Un point de départ totalement tiré par les cheveux, mais qui s’avère pourtant très ludique! On va passer sur le réalisme de la chose, pour apprécier les performances bien fun des 2 acteurs, qui s’en donnent à coeur joie! Nicolas Cage est totalement allumé dans le rôle de Troy, et Travolta va donc devoir rivaliser avec sa prestation lorsqu’il va lui-même incarner Troy! Ces jeux de faux-semblants s’avèrent bien dosés et apportent à la fois de la tension et de l’humour, faisant de ce Volte/Face un film d’action plus fun que la moyenne. Niveau action, il faut dire que John Woo est efficace et nous livre une succession de séquences bien rythmées dans laquelle les effets pyrotechniques sont des passages obligés, mais fonctionnent de manière efficace.
C’est ce dosage entre récit et action qui permet d’équilibrer Volte/Face, qui se veut un actioner un brin décérébré tout en apportant des touches émotives inattendues. Alors que la relation entre Archer et sa fille rebelle Jamie est difficile, lorsque Troy prend les traits d’Archer, il va réagir bien différement à la détresse de Jamie. De son côté, Archer, en adoptant les traits de Troy, va se retrouver dans une position très difficile mentalement, car il va naviguer entre 2 personnalités. La séquence de son arrivée en prison est éloquente face au jeu qu’il doit jouer en tant qu’infiltré, tout en démontrant les limites qu’il risque de franchir. Volte/Face va donc au-delà de la simple opposition entre flic et bad guy, chacun se retrouvant avec le visage de l’autre mais se retrouvant également confronté à lui-même. La scène où les 2 se retrouvent de chaque côté d’un miroir est très bien pensée, chacun visant l’autre à travers le reflet du miroir…
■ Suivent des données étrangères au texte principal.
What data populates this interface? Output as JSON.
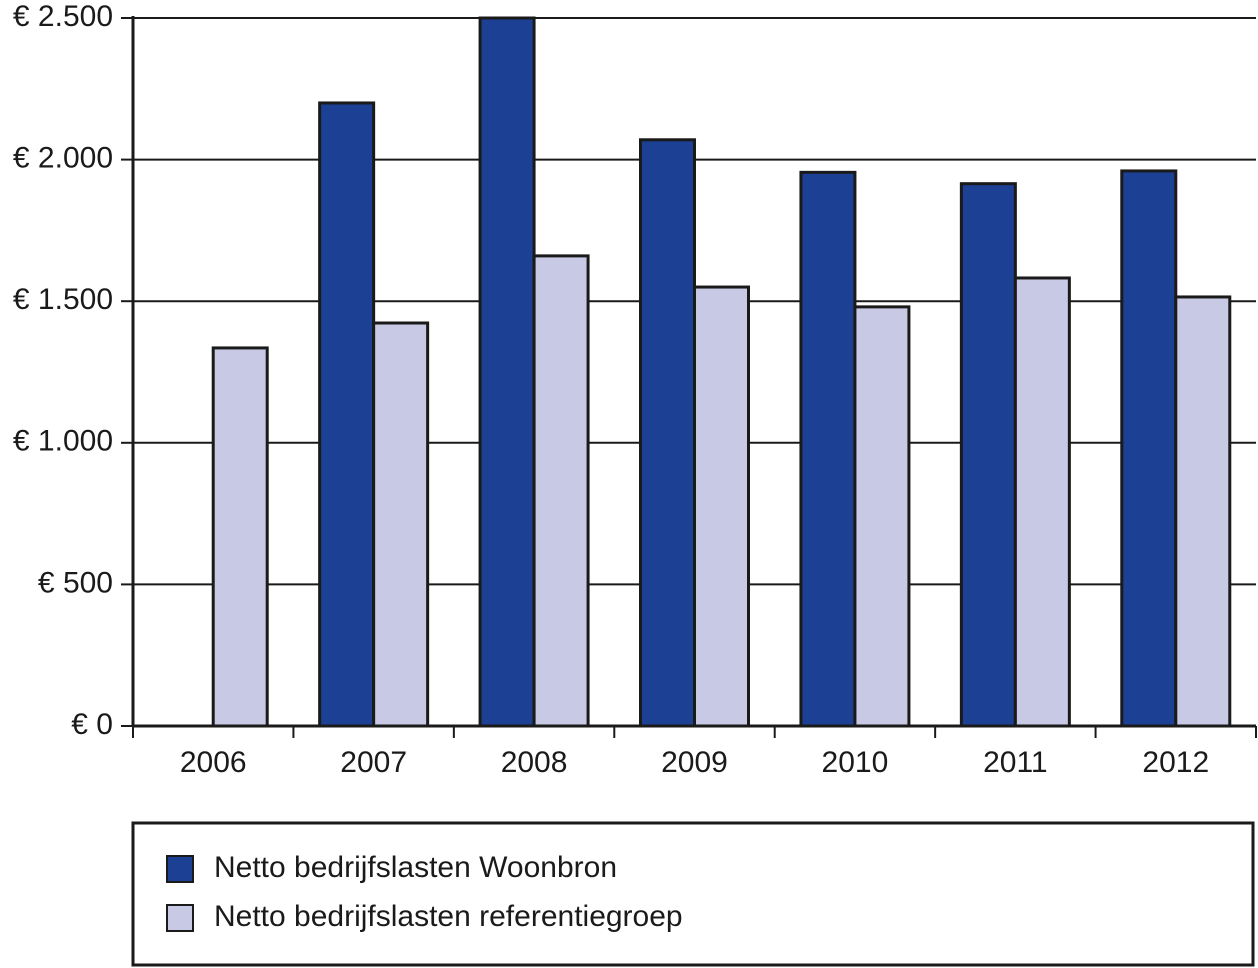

Il y a de nombreuses allusions à cette dualité, qui rejoint en quelque sorte la dualité même du métier d’acteur, et c’est pour cela que Travolta et Cage ont dû bien s’éclater à interpréter ces doubles personnages! Nicolas Cage est en totale roue libre comme d’hab, et insuffle une réelle tension à Castor Troy, créant un personnage de psychopathe bien barré! John Travolta incarne le flic obsédé par la capture du méchant, faisant passer sa mission avant sa famille. Le voir changer de registre en milieu de parcours est très intéressant, et il rivalise bien avec la folie de Cage dans l’interprétation de Castor Troy!
Il faut dire que le film démarre de manière assez choquante, et John Woo n’est pas là pour faire dans la violence gentillette. Passée cette intro, on sait qu’on va assister à un spectacle de qualité qui ne va pas lésiner sur la violence, et quand on connaît les oeuvres hong-kongaises de Woo, il n’y a rien d’étonnant à cela. On va retrouver les ralentis qu’il affectionne tant, avec le jeu sur les drapés et les colombes dans les églises… Et ça fonctionne bien! On retrouve quelques seconds couteaux classiques du cinéma 90’s, avec notamment Gina Gershon, Nick Cassavetes, John Carroll Lynch ou encore Robert Wisdom, vu tout récemment dans Helstrom. Volte/Face fait partie de ces pellicules old school qu’il fait bon déterrer de temps en temps, et qui laissent un très bon souvenir!